China, the US and India are going through what has been called the “Tech Cold War”, which is gaining popularity after releases by the Trump Administration that it is ‘looking at’ the possibility of banning Chinese apps, with TikTok on the top of the list. This comes after the Indian decision to bar TikTok, together with 58 other Chinese Apps.

 

Seven hours after being reported missing by his daughter, Seoul Mayor Park Won-soon was found dead after his former secretary filed sexual harassment complaint. He was found committed suicide, leaving a letter of apology and gratitude to his loved ones. Won-soon had been holding the position of Mayor of the South-Korean Capital for 10 years.
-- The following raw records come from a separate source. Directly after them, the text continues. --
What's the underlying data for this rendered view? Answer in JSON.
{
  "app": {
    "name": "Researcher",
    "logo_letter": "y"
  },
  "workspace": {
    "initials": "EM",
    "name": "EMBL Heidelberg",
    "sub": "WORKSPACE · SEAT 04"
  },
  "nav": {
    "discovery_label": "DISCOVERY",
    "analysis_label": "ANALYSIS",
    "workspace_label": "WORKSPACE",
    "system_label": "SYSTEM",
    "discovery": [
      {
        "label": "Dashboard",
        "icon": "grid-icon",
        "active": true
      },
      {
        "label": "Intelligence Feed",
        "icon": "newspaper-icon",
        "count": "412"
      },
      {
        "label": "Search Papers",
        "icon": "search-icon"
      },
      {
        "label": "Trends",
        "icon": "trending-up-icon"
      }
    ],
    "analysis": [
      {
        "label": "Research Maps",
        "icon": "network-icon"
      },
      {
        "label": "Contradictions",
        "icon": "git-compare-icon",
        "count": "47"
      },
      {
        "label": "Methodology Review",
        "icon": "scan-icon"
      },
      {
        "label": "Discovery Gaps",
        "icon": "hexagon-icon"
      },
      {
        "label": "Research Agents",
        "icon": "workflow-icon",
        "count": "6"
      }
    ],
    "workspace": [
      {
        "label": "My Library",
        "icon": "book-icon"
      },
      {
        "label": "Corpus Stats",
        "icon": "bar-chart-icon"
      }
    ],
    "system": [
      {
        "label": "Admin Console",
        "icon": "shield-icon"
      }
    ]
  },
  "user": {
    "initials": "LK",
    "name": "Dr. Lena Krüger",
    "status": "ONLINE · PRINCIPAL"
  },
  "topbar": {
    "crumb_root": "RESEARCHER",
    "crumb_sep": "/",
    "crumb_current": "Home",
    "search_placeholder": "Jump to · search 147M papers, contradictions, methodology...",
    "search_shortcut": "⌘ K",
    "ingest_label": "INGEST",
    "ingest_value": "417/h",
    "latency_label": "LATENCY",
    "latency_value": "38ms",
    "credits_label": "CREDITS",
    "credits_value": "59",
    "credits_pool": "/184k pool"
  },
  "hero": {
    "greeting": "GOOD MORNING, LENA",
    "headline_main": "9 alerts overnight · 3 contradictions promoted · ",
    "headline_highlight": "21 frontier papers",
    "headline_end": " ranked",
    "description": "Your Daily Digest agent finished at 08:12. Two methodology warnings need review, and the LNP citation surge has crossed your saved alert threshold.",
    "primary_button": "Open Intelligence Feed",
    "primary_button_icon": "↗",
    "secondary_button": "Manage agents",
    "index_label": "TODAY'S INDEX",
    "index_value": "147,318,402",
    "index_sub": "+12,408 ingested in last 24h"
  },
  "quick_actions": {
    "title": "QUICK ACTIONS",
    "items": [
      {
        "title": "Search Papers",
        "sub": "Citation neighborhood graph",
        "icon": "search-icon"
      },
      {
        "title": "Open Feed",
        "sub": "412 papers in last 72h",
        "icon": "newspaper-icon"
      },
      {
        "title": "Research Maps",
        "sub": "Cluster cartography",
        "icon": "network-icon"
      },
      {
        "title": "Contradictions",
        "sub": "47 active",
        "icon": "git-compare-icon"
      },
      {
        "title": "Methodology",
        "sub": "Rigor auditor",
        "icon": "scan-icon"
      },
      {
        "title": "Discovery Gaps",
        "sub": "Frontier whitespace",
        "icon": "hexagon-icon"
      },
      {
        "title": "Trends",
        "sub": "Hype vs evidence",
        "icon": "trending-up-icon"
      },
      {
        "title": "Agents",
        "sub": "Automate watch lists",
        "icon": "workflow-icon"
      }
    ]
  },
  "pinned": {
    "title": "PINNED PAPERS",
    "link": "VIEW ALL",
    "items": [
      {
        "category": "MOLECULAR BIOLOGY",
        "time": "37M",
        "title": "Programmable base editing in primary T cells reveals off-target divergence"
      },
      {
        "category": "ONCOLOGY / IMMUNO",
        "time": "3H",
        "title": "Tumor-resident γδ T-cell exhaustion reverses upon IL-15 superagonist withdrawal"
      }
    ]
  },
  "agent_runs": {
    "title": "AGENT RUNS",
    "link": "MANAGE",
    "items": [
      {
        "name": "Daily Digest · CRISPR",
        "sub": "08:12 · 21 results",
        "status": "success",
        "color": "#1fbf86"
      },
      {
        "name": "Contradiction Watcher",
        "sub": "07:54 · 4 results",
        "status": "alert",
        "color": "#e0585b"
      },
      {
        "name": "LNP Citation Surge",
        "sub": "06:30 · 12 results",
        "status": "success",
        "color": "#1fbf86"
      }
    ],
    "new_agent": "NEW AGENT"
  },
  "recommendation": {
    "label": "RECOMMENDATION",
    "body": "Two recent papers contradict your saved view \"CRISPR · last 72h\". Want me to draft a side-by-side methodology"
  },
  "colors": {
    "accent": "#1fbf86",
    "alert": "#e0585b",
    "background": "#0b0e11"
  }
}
Before holding office of Mayor, Won-soon was an activist lawyer, winning one of the country’s first sexual harassment suits in the 1990s and had always been a supporting voice for South-Korean working women.

 

In the UK, Minister of Finance, Rishi Sunak has announced a £30bn job saving plan. The plan provides direct bonus of £1000 paid to firms for every worker called back to work after being let go and is kept in work until January. With several incentives to the hospitality industry, the Chancellor, through this plan, aims to discount dining out by 50% in August which averages at around £10 per meal by subsidizing restaurants. This will all be accompanied with reduction in VAT on “food, accommodation and attractions” from 20% to 5%.

 

With another addition to a series of unusual explosions in Iran, a building caught fire inside a nuclear plant in central Iran. First said to be an accident of an unfinished shed, but then contradicted by debris linking to an explosion and not a fire, spokesman for Iran’s nuclear agency provided that it was a Uranium enriching factory. This is part of a series of unjustified explosions in around the country this summer.